La herida es el estilo y el estilo es la relación de intimidad –cercanía y estupor, posesión y alteridad radical– con la lengua. “Un temblor constante allí donde los demás piensan”, escribe Pizarnik. La herida es lo más íntimo, sí, lo que crece y supura “en el fondo de mis fondos”, pero es también lo más obvio, lo primero que salta a la vista, como se dice, o lo que sería imposible no escuchar, a primera oída, en la prosa torcida de Pizarnik. “Defecto excepcional” del que, según Blanchot, “nos vienen la cercanía amenazada de la plenitud y una luz nueva”, la herida tuerce y da vuelta el pliegue más íntimo hasta convertirlo en un exterior, una evidencia superficial, piel flagrante que nunca antes habíamos visto o –mejor– banda sonora contrahecha, irreconocible, que sin embargo no deja de resonar en nosotros. Si hay una escena íntima en los Diarios de Pizarnik, esa escena es el cara a cara, a la vez duelo y abrazo, con el temblor que corrompe su proximidad con el lenguaje. “Imposibilidad de formar oraciones, de conservar la tradicional estructura gramatical”, escribe Pizarnik. “Es que me falta el sujeto. Luego, me falta el verbo. Queda un predicado mutilado, quedan harapos de atributos que no sé a quién o a qué regalar. Esto se debe a la falta de sentido de mis elementos internos”.
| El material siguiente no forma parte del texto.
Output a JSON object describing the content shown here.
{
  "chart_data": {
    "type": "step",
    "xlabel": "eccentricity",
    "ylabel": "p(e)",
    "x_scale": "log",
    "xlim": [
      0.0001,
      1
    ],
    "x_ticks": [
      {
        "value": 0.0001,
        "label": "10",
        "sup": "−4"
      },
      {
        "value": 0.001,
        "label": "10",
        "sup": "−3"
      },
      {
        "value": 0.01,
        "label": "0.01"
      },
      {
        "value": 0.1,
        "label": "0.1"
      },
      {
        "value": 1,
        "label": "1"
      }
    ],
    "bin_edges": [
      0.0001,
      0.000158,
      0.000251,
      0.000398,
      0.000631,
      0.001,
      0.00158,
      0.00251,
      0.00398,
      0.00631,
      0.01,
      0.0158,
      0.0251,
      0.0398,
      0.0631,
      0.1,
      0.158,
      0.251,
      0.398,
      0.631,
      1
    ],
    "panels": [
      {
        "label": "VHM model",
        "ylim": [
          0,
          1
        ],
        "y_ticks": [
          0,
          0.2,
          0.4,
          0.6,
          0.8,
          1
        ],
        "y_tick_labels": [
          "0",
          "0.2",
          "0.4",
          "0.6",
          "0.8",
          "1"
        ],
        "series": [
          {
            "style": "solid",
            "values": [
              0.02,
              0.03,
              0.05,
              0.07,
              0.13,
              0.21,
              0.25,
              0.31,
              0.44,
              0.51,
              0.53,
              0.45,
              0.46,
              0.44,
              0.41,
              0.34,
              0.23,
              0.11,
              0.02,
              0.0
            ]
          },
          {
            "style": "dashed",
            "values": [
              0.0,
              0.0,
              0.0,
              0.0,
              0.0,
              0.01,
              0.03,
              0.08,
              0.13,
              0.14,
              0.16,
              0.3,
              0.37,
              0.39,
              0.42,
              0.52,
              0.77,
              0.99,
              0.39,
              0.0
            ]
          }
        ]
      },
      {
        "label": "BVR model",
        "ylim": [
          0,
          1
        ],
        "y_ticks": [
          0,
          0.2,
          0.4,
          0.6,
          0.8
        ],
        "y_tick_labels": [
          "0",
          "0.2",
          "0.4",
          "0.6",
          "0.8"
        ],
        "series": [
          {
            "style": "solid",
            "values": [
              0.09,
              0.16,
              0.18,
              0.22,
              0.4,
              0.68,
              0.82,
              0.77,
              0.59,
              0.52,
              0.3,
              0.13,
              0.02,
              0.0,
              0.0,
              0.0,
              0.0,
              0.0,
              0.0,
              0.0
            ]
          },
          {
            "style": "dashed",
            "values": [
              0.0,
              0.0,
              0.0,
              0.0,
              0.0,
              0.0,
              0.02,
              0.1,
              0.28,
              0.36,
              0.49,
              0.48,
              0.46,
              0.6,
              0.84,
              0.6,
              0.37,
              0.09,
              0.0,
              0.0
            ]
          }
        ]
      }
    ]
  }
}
Quizá se trate de un problema musical. Porque del temblor, de “ese lugar al que se refieren los demás cuando dicen ‘alma’”, de la “afasia” y la “arritmia” —los dos grandes males que Pizarnik, a la vez médica y paciente, se diagnostica—, lo que nace, lo que Pizarnik hace nacer, es una música, una música torcida, única como la huella que deja un pie herido, una música tan singular que merecería el nombre de música idiota. Música: es decir, desde el experimento de Ulises y las sirenas, la fuerza mayor, la forma más irresistible de producción de intimidad: la que existe en el aire y resuena en las profundidades del plexo, la que viaja y enlaza, entra y fecunda y obliga al otro a la más íntima de las proximidades: a arder en un fuego extraño.